Cyberpunk: Edgerunners

In the dystopic future urban landscape of Night City, where criminal cartels battle with mega-corporations for control of both legal and illegal industries, David Martinez is a student attending the elite Arasaka Academy. However, unlike his fellow students, whose parents are part of Night City’s economic elite, David’s mother Gloria is a humble paramedic working for one of the powerful health corporations, taking every shift she can get just to pay for his tuition. David is brilliant but impulsive; and when his temper leads him into conflict with the spoiled and entitled son of an Arasaka boss, he is expelled from the Academy. But David’s troubles have only just begun. Gloria is killed as collateral damage in a gangland drive-by shooting; then David himself is captured by a band of “edgerunners” – cybernetically enhanced mercenaries – whose leader, Maine, was supposed to have had installed in his body the spinal enhancements David used in his student conflict. Now an orphan, David decides to throw in his lot with Maine’s gang, entering Night City’s violently unpredictable underworld. Here, death can come from one’s enemies in innumerable grisly ways – or it can take the form of “cyberpsychosis”, a complete mental breakdown caused by the accumulated destructive effects of prolonged or excessive use of cyber-wear. David discovers that he has both a talent for edgerunning and a heightened resistance to the impacts of cyber-wear; and he also discovers in fellow gang member Lucy – who dreams of travelling to the Moon – an unsuspected capacity for emotional intimacy and a centre in which his existence can be grounded. But all of this comes under threat as the gang become fodder in a vicious corporate war between Arasaka and their chief rivals Militech; and as their unscrupulous corporate contact Faraday begins to manipulate them for his own nefarious purposes. And as the consequences of these events unfold, David begins to feel the first, threatening tendrils of creeping cyberpsychosis…

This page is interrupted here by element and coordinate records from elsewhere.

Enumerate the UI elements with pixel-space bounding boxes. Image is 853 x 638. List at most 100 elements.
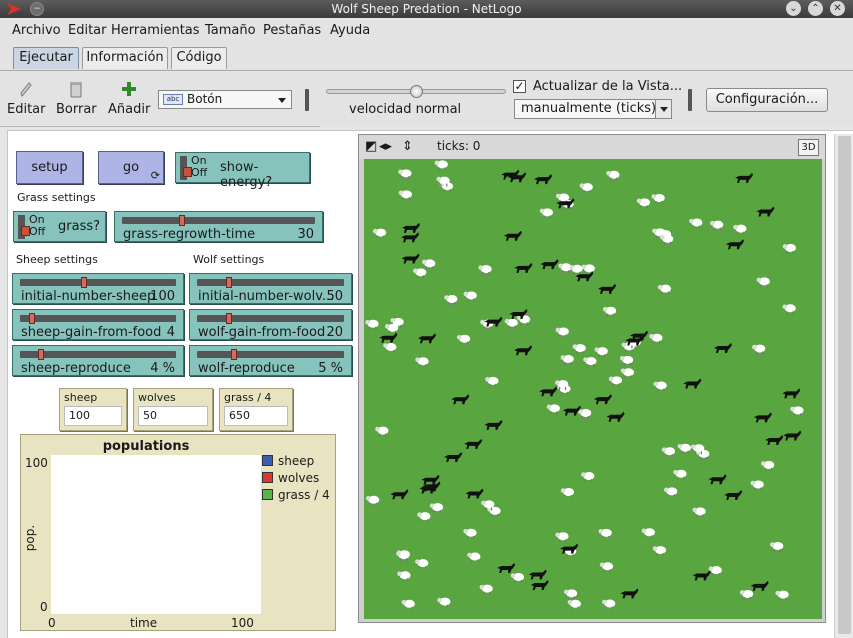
maximize-icon[interactable]: ⌃ [808,1,823,16]
speed-slider-knob[interactable] [410,85,423,98]
wolf-agent [514,345,533,356]
slider-name: sheep-reproduce [21,361,131,376]
wolf-agent [782,388,801,399]
wolf-agent [783,430,802,441]
sheep-agent [415,357,429,368]
sheep-agent [761,460,775,471]
close-icon[interactable]: ✕ [830,1,845,16]
wolf-agent [539,386,558,397]
wolf-agent [735,172,754,183]
menu-pestanas[interactable]: Pestañas [263,23,321,38]
world-canvas[interactable] [364,159,822,619]
plus-icon [122,82,136,96]
menu-editar[interactable]: Editar [68,23,107,38]
3d-view-button[interactable]: 3D [798,139,819,156]
add-button[interactable]: Añadir [108,80,150,117]
wolf-reproduce-slider[interactable]: wolf-reproduce 5 % [189,345,352,376]
tab-ejecutar[interactable]: Ejecutar [13,47,79,69]
slider-name: sheep-gain-from-food [21,325,162,340]
sheep-reproduce-slider[interactable]: sheep-reproduce 4 % [12,345,184,376]
legend-item-grass: grass / 4 [262,488,330,502]
menu-ayuda[interactable]: Ayuda [330,23,370,38]
go-button[interactable]: go ⟳ [98,151,164,184]
vertical-scrollbar[interactable] [834,134,853,638]
netlogo-logo-icon [7,3,21,15]
view-contrast-icon[interactable]: ◩ [365,140,377,153]
setup-label: setup [31,160,68,175]
grass-regrowth-time-slider[interactable]: grass-regrowth-time 30 [114,211,323,242]
sheep-agent [677,443,691,454]
menu-herramientas[interactable]: Herramientas [111,23,200,38]
minimize-icon[interactable]: ⌄ [786,1,801,16]
update-mode-select[interactable]: manualmente (ticks) [514,99,672,119]
menu-archivo[interactable]: Archivo [12,23,61,38]
tab-codigo[interactable]: Código [171,47,227,69]
sheep-agent [429,503,444,514]
sheep-agent [652,546,667,557]
legend-swatch [262,472,273,483]
wolf-agent [514,262,533,273]
slider-thumb[interactable] [178,215,185,226]
sheep-agent [510,573,525,584]
wolf-agent [593,394,612,405]
scrollbar-thumb[interactable] [838,136,851,634]
widget-type-select[interactable]: abc Botón [158,90,292,109]
tab-informacion[interactable]: Información [82,47,168,69]
initial-number-sheep-slider[interactable]: initial-number-sheep 100 [12,273,184,304]
wolf-agent [465,488,484,499]
slider-value: 5 % [318,361,343,376]
sheep-agent [594,347,608,358]
initial-number-wolves-slider[interactable]: initial-number-wolv... 50 [189,273,352,304]
settings-button[interactable]: Configuración... [706,88,828,112]
plot-y-label: pop. [23,524,38,552]
slider-thumb[interactable] [231,349,238,360]
sheep-agent [560,488,575,499]
sheep-agent [463,291,477,302]
sheep-monitor: sheep 100 [59,388,127,431]
sheep-gain-from-food-slider[interactable]: sheep-gain-from-food 4 [12,309,184,340]
wolf-agent [497,563,516,574]
sheep-agent [602,306,617,317]
slider-thumb[interactable] [80,277,87,288]
grass-switch[interactable]: On Off grass? [13,211,106,242]
show-energy-switch[interactable]: On Off show-energy? [175,152,310,190]
wolf-agent [418,333,437,344]
monitor-label: grass / 4 [224,391,272,404]
sheep-agent [413,268,427,279]
slider-thumb[interactable] [225,313,232,324]
sheep-agent [415,559,429,570]
sheep-agent [782,304,796,315]
wolf-agent [540,259,559,270]
sheep-agent [417,512,431,523]
slider-track [20,279,176,286]
wolf-agent [724,489,743,500]
sheep-agent [661,447,676,458]
sheep-agent [485,376,499,387]
view-height-icon[interactable]: ⇕ [402,140,413,153]
edit-button[interactable]: Editar [7,80,46,117]
wolf-gain-from-food-slider[interactable]: wolf-gain-from-food 20 [189,309,352,340]
grass-monitor: grass / 4 650 [219,388,293,431]
grass-switch-label: grass? [58,219,101,234]
slider-thumb[interactable] [29,313,36,324]
setup-button[interactable]: setup [16,151,83,184]
wolf-agent [379,332,398,343]
sheep-agent [437,597,451,608]
sheep-agent [663,487,678,498]
menu-tamano[interactable]: Tamaño [205,23,256,38]
view-updates-checkbox[interactable]: ✓ [513,80,526,93]
wolf-agent [598,283,617,294]
sheep-agent [383,343,397,354]
add-label: Añadir [108,102,151,117]
sheep-agent [398,169,412,180]
slider-value: 100 [150,289,175,304]
slider-thumb[interactable] [38,349,45,360]
slider-track [20,315,176,322]
monitor-label: wolves [138,391,176,404]
view-resize-icon[interactable]: ◂▸ [379,140,392,153]
slider-thumb[interactable] [225,277,232,288]
view-toolbar: ◩ ◂▸ ⇕ ticks: 0 3D [359,135,825,159]
speed-label: velocidad normal [349,102,462,117]
delete-button[interactable]: Borrar [56,80,97,117]
window-menu-icon[interactable]: − [30,2,44,16]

Based on the controversial computer game created by Polish games studio CD Project Red (itself based on the 1988 role playing game created by Mike Pondsmith), Cyberpunk: Edgerunners was produced by CDPR and animated by Studio Trigger. Premiering on the Netflix streaming service in September 2022, Cyberpunk: Edgerunners is characterised by the same high-impact visuals and vivid colour palette that also made The Great Pretender and Words Bubble Up Like Soda Pop such aesthetically striking hits for Netflix. There, however, all similarity to these other programs ends: hyper-violent and replete with jargon- and obscenity-laced dialogue, Cyberpunk: Edgerunners is a brutally grim depiction of a society in which capitalism has reached its full monstrous potential, reducing human life and societal relationships to nothing more than a commodity ripe for exploitation, sharpening the social and economic divides between the haves and the have-nots. And yet, beneath these anarchically vicious dynamics, the struggle to retain human identity and connection continues, even by those most involved in the rampant dehumanising of free-fall capitalism. And it is in this dimension that Cyberpunk: Edgerunners reveals its most interesting facets: for beneath the rather standard neo-noir/corporate exploitation narrative is a deeply human story about what it means to be human with human hopes and allegiances. Thus, the relationships between the gang members – especially as embodied in the romance between David and Lucy – leavens and counterpoints the nihilistic violence of the world in which those relationships occur.   Bleakly dystopic and unremittingly pessimistic about humanity’s future, Cyberpunk: Edgerunners nonetheless contains an undercurrent of pathos and hope that places it squarely in the storied cyberpunk tradition of Bladerunner, Ghost In The Shell, and Psycho-Pass.